La diversité des objets de culte qui accompagnent des croyances et le recours omniprésent à l’imagerie caractérisent les arts religieux de toute obédience. Même le culte de la personnalité maoïste et les figurines des héros de la Révolution participant d’une foi populaire qui était de nature religieuse. L’exposition suit un parcours chronologique qui part des arts d’Afrique, avec la dimension syncrétique des crucifix du culte vaudou. La crucifixion excède sa culture d’origine, ce que démontre poétiquement le vis-à-vis d’un Christ africain avec un grand Christ médieval. La croix chrétienne conserve son impact hors de toute croyance religieuse comme pour le sculpteur Strubel, qui fut l’ami de Francis Bacon, toujours fasciné par la violence d’une représentation qui a trouvé des amateurs chez de nombreux d’artistes : “ à la chose la plus hideuse mêlez une idée religieuse, elle deviendra sainte et pure. Attachez Dieu au gibet, vous avez la croix” (Victor Hugo). Et à la suite du Crucifié, l’imagerie des martyres, dont celui de saint Sébastien, a pu être interprétée en jouant de l’érotisme sadien, comme pour J. P. Witkin. Un dolorisme de la chair qui tend vers un nihilisme a trouvé écho chez des artistes qui ne sont pas chrétiens ni croyants.

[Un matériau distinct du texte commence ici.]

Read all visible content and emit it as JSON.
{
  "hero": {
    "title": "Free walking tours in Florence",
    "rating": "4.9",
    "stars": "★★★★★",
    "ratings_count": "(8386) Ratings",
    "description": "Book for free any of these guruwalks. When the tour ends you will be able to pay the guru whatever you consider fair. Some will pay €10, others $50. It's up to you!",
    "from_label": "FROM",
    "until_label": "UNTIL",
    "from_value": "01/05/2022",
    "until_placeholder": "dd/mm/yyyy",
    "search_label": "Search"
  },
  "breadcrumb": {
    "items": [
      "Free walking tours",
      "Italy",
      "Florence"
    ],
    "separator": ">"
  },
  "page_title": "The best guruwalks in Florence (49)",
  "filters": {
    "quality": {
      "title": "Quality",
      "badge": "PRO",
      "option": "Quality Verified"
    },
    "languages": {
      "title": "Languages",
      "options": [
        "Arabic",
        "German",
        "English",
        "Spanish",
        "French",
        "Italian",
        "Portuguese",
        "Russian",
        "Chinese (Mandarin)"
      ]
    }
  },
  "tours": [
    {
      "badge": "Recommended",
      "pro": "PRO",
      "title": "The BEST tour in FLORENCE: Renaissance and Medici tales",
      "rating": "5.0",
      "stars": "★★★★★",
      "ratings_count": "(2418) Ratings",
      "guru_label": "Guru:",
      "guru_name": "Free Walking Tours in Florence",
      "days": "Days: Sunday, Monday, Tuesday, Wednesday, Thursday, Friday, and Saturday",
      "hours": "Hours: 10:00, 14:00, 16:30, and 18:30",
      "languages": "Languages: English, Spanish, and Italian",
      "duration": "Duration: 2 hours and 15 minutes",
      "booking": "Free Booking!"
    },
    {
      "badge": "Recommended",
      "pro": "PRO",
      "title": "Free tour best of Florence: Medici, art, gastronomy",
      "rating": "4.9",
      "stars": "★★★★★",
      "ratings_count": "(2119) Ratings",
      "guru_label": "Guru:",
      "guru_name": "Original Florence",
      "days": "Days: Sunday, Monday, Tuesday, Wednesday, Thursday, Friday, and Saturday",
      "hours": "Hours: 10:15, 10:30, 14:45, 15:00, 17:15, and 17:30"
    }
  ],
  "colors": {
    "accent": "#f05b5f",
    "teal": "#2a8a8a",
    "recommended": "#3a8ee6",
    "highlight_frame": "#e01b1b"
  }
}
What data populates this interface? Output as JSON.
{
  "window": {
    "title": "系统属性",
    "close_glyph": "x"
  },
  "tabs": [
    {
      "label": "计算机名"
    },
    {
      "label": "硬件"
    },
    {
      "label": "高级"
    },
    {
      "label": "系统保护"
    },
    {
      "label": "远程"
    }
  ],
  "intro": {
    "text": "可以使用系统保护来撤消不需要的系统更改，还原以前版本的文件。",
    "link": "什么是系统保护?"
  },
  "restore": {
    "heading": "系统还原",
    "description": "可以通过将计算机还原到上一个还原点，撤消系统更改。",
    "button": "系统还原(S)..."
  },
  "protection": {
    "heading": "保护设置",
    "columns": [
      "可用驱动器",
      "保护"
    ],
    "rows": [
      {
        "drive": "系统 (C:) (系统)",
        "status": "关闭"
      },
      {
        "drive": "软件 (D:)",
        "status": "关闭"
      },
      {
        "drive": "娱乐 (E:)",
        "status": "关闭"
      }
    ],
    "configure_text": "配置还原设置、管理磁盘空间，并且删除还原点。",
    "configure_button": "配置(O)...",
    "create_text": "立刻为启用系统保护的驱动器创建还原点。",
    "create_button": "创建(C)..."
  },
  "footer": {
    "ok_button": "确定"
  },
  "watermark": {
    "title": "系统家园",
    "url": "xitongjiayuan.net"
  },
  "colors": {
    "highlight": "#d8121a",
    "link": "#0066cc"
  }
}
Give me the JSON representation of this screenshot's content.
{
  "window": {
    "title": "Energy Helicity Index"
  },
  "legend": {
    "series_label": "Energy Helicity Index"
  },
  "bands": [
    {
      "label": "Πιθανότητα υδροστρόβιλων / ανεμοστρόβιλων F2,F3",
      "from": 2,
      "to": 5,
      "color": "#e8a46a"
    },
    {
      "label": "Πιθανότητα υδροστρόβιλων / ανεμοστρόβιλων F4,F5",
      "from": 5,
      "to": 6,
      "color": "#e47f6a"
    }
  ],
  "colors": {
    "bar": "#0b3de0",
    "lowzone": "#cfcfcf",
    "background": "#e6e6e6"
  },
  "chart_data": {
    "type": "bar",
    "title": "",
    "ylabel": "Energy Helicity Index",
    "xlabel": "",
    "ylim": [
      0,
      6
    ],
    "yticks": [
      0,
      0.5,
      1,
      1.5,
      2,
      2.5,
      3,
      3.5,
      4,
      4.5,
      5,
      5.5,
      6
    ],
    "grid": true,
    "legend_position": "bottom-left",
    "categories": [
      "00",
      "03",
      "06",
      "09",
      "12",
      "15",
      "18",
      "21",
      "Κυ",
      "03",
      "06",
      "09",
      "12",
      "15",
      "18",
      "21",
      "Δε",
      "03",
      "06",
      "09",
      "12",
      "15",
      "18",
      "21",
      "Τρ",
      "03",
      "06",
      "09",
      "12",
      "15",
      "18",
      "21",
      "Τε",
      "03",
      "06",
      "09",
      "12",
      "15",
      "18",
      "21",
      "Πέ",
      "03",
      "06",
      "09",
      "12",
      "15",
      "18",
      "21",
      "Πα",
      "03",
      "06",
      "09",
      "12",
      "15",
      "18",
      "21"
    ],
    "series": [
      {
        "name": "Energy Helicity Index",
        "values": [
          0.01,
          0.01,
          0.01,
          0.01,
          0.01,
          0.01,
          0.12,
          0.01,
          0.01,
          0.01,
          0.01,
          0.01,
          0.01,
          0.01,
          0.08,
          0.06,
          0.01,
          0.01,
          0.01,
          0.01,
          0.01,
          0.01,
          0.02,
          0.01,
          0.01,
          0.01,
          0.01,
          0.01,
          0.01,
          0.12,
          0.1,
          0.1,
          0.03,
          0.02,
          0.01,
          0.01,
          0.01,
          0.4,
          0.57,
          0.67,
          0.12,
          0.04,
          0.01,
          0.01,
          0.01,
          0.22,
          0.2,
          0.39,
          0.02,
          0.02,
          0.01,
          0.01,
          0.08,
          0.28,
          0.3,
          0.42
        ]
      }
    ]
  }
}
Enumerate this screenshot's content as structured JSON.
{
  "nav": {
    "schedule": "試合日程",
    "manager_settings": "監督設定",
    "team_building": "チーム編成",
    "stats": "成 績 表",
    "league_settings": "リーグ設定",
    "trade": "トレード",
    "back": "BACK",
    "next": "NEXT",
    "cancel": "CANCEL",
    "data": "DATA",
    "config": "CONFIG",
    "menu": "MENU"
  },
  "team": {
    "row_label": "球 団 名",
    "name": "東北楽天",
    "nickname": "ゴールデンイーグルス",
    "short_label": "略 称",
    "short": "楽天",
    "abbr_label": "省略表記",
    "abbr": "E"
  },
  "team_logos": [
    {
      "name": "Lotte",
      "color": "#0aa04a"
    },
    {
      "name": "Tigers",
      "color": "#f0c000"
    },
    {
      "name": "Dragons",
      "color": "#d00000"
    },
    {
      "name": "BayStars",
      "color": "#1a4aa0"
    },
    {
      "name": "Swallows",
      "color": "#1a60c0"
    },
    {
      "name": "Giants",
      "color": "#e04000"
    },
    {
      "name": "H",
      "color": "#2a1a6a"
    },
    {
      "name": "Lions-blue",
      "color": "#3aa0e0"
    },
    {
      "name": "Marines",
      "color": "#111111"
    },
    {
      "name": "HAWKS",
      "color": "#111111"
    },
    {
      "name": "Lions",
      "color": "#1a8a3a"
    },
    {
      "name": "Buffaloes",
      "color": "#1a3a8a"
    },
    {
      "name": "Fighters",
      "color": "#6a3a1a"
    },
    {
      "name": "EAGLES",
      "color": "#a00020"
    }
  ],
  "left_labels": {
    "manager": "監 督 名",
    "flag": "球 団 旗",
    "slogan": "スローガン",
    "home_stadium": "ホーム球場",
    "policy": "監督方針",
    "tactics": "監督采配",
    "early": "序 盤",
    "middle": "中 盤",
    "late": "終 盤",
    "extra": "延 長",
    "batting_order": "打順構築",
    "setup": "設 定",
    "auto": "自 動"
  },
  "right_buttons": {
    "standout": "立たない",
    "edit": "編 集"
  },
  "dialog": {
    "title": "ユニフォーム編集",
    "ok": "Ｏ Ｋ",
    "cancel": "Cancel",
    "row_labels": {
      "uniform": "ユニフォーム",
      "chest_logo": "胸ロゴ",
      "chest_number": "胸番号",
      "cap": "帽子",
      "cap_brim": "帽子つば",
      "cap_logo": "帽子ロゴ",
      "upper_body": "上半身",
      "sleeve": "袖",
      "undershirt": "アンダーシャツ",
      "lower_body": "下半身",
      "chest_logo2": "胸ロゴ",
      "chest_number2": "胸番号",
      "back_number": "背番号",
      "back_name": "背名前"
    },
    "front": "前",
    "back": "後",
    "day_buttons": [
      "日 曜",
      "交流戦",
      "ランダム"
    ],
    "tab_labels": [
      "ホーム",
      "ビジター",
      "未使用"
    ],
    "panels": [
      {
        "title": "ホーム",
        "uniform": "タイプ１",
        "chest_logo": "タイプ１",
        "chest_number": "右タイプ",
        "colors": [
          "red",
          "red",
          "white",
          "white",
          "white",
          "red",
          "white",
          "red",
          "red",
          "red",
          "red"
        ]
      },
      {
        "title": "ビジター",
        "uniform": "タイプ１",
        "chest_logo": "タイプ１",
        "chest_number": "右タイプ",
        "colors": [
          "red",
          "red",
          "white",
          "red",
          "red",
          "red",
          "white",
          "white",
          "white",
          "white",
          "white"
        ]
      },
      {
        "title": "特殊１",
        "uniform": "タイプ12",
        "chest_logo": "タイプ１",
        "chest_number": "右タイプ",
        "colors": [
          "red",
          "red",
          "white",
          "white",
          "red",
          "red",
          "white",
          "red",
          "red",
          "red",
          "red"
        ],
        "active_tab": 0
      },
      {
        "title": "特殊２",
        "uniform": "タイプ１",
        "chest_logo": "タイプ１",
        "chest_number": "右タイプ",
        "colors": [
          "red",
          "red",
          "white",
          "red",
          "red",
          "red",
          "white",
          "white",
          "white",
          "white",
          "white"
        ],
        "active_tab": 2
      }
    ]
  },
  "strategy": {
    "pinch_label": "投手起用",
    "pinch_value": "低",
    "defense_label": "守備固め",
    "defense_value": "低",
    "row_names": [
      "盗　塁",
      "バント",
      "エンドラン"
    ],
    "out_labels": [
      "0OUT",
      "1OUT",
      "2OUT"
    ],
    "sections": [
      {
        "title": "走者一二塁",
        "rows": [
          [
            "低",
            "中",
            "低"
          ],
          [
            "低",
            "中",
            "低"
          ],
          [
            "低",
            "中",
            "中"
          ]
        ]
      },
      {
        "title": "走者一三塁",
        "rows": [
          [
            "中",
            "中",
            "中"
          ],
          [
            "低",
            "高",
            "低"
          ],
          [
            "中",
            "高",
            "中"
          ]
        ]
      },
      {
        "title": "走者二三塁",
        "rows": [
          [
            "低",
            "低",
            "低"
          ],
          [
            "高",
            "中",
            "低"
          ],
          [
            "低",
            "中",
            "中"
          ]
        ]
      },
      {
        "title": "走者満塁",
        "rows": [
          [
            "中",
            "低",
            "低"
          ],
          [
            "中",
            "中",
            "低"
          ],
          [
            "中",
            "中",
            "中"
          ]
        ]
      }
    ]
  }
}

Par contre, le thème de la maternité représente de manière universelle la douceur du réconfort avec des Vierges à l’enfant romanes ou africaines, tandis que la détresse de la Piétà résume l’angoisse du deuil. La douleur de la mère du Christ donne lieu pour Stani Nitkowski à un cri bouleversant. Dans l’exposition, le chritianisme, forme culturelle dominante en Occident, occupe une place centrale mais le thème de la croyance religieuse est surtout le moyen de convoquer des artistes et des oeuvres phares de cette collection : Jean Rustin mais aussi Dado, Maryan…

Opiums part d’une interrogation qui reprend la formule marxiste célèbre : “la religion, c’est l’opium du peuple”. Mais la religion a aussi été le motif de créations artistiques splendides. Ce parcours foisonnant interroge l’art et sa fonction ainsi que la fonction du religieux : n’est-ce pas un “opium” qui nous apaise ? Ou quelque chse de plus spirituel ? Comment des croyances le plus souvent passées ont-elles engendré des cultes où l’art est intervenu avec tant d’intensité ? Dans un lieu autrefois dédié au religieux et aujourd’hui consacré aux arts, l’abbaye d’Auberive, ces figurations religieuses sont bienvenues. Le religieux quand il est transcendé par l’art est emblématique du lieu comme du fonds qu’il abrite. Et la salle finale, consacrée au culte de Mao et de la Révolution chinoise, montre bien que, d’une manière ou d’une autre, les hommes ne peuvent pas échapper à une forme ou à une autre de religion. De même qu’ils ont toujours besoin de l’art…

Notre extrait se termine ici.